We compared a hyperparameter-tuned Decision Tree via Grid Search with a manually pruned version. Although both performed well, the pruned tree achieved perfect performance on our test set with fewer parameters and more interpretability. Due to our small dataset and the importance of explainability in medical predictions, we select the pruned model as our final classifier.

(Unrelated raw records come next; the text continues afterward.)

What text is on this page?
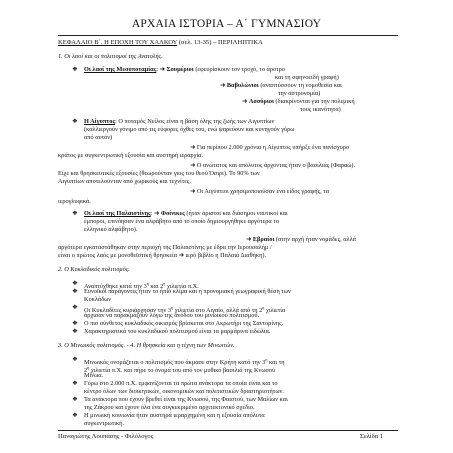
ΑΡΧΑΙΑ ΙΣΤΟΡΙΑ – Α΄ ΓΥΜΝΑΣΙΟΥ
ΚΕΦΑΛΑΙΟ Β΄. Η ΕΠΟΧΗ ΤΟΥ ΧΑΛΚΟΥ (σελ. 13-35) – ΠΕΡΙΛΗΠΤΙΚΑ
1. Οι λαοί και οι πολιτισμοί της Ανατολής.
❖ Οι λαοί της Μεσοποταμίας: ➜ Σουμέριοι (εφευρίσκουν τον τροχό, το άροτρο
και τη σφηνοειδή γραφή)
➜ Βαβυλώνιοι (αναπτύσσουν τη νομοθεσία και
την αστρονομία)
➜ Ασσύριοι (διακρίνονται για την πολεμική
τους ικανότητα)
❖ Η Αίγυπτος: Ο ποταμός Νείλος είναι η βάση όλης της ζωής των Αιγυπτίων
(καλλιεργούν γόνιμο από τις εύφορες όχθες του, ενώ ψαρεύουν και κυνηγούν γύρω
από αυτόν)
➜ Για περίπου 2.000 χρόνια η Αίγυπτος υπήρξε ένα πανίσχυρο
κράτος με συγκεντρωτική εξουσία και αυστηρή ιεραρχία.
➜ Ο ανώτατος και απόλυτος άρχοντας ήταν ο βασιλιάς (Φαραώ).
Είχε και θρησκευτικές εξουσίες (θεωρούνταν γιος του θεού Όσιρι). Το 90% των
Αιγυπτίων αποτελούνταν από χωρικούς και τεχνίτες.
➜ Οι Αιγύπτιοι χρησιμοποιούσαν ένα είδος γραφής, τα
ιερογλυφικά.
❖ Οι λαοί της Παλαιστίνης: ➜ Φοίνικες (ήταν άριστοι και διάσημοι ναυτικοί και
έμποροι, επινόησαν ένα αλφάβητο από το οποίο δημιουργήθηκε αργότερα το
ελληνικό αλφάβητο).
➜ Εβραίοι (στην αρχή ήταν νομάδες, αλλά
αργότερα εγκαταστάθηκαν στην περιοχή της Παλαιστίνης με έδρα την Ιερουσαλήμ /
είναι ο πρώτος λαός με μονοθεϊστική θρησκεία ➜ ιερό βιβλίο η Παλαιά Διαθήκη).
2. Ο Κυκλαδικός πολιτισμός.
❖ Αναπτύχθηκε κατά την $3^\eta$ και $2^\eta$ χιλιετία π.Χ.
❖ Ευνοϊκοί παράγοντες ήταν το ήπιο κλίμα και η προνομιακή γεωγραφική θέση των
Κυκλάδων
❖ Οι Κυκλαδίτες κυριάρχησαν την $3^\eta$ χιλιετία στο Αιγαίο, αλλά από τη $2^\eta$ χιλιετία
άρχισαν να παρακμάζουν λόγω της ανόδου του μινωικού πολιτισμού.
❖ Ο πιο σύνθετος κυκλαδικός οικισμός βρίσκεται στο Ακρωτήρι της Σαντορίνης.
❖ Χαρακτηριστικά του κυκλαδικού πολιτισμού είναι τα μαρμάρινα ειδώλια.
3. Ο Μινωικός πολιτισμός. - 4. Η θρησκεία και η τέχνη των Μινωιτών.
❖ Μινωικός ονομάζεται ο πολιτισμός που άκμασε στην Κρήτη κατά την $3^\eta$ και τη
$2^\eta$ χιλιετία π.Χ. και πήρε το όνομά του από τον μυθικό βασιλιά της Κνωσού
Μίνωα.
❖ Γύρω στο 2.000 π.Χ. εμφανίζονται τα πρώτα ανάκτορα τα οποία είναι και το
κέντρο όλων των διοικητικών, οικονομικών και πολιτιστικών δραστηριοτήτων.
❖ Τα ανάκτορα που έχουν βρεθεί είναι της Κνωσού, της Φαιστού, των Μαλίων και
της Ζάκρου και έχουν όλα ένα συγκεκριμένο αρχιτεκτονικό σχέδιο.
❖ Η μινωική κοινωνία ήταν αυστηρά ιεραρχημένη και η εξουσία απόλυτα
συγκεντρωτική.
Παναγιώτης Λουπάσης - Φιλόλογος	Σελίδα 1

## Final decision tree model

In [None]:
# Visualize the Final Tree-pruned tree
# imports are included first
from sklearn.tree import export_graphviz
import graphviz

#  Visualize the pruned decision tree
dot_data = export_graphviz(
    dtree_pruned,  # Make sure this is the correct pruned model variable
    out_file=None,
    feature_names=features,
    class_names=["Not High Risk", "High Risk"],
    filled=True,
    rounded=True,
    special_characters=True
)

graph = graphviz.Source(dot_data)
graph.render("final_decision_tree_pruned", format='png', cleanup=True)
graph  # This will display the tree in Jupyter Notebook



In [None]:
# Save Your Model (Optional for deployment)
import joblib

# Save the trained model
joblib.dump(dtree_pruned, 'final_cervical_risk_model.pkl')


# Conclusion

After building, tuning, and evaluating our Decision Tree Classifier, here is the summary of our results:

---

## Optimal Model Parameters (from Grid Search)
- **Criterion**: `entropy`
- **Max Depth**: `4`
- **Min Samples Leaf**: `2`
- **Min Samples Split**: `6`

These parameters were found using GridSearchCV and 5-fold cross-validation with F1 score as the evaluation metric.

---

## Final Model Performance
- **Accuracy**: ~96%
- **F1 Score**: ~0.97
- **Confusion Matrix**: Very few false positives/negatives
- **Interpretability**: High, due to controlled depth and pruned tree structure

---

##  Why This Model Works Well
- Balances accuracy and generalizability.
- Performs well on both training and test data.
- Easy to interpret for healthcare professionals and stakeholders.
- Ideal for small to medium medical datasets.

---

## Final Notes
- While performance is excellent on this dataset, further evaluation on **larger or external datasets** is advised before clinical use.
- Always ensure models are validated across populations and reviewed with domain experts before deployment.

---

 **Next Steps for more interactive interface:**
- Deploy the model for interactive predictions.
- Integrate with a simple web app or API.
- Explore ensemble methods (Random Forest, XGBoost) for more robustness.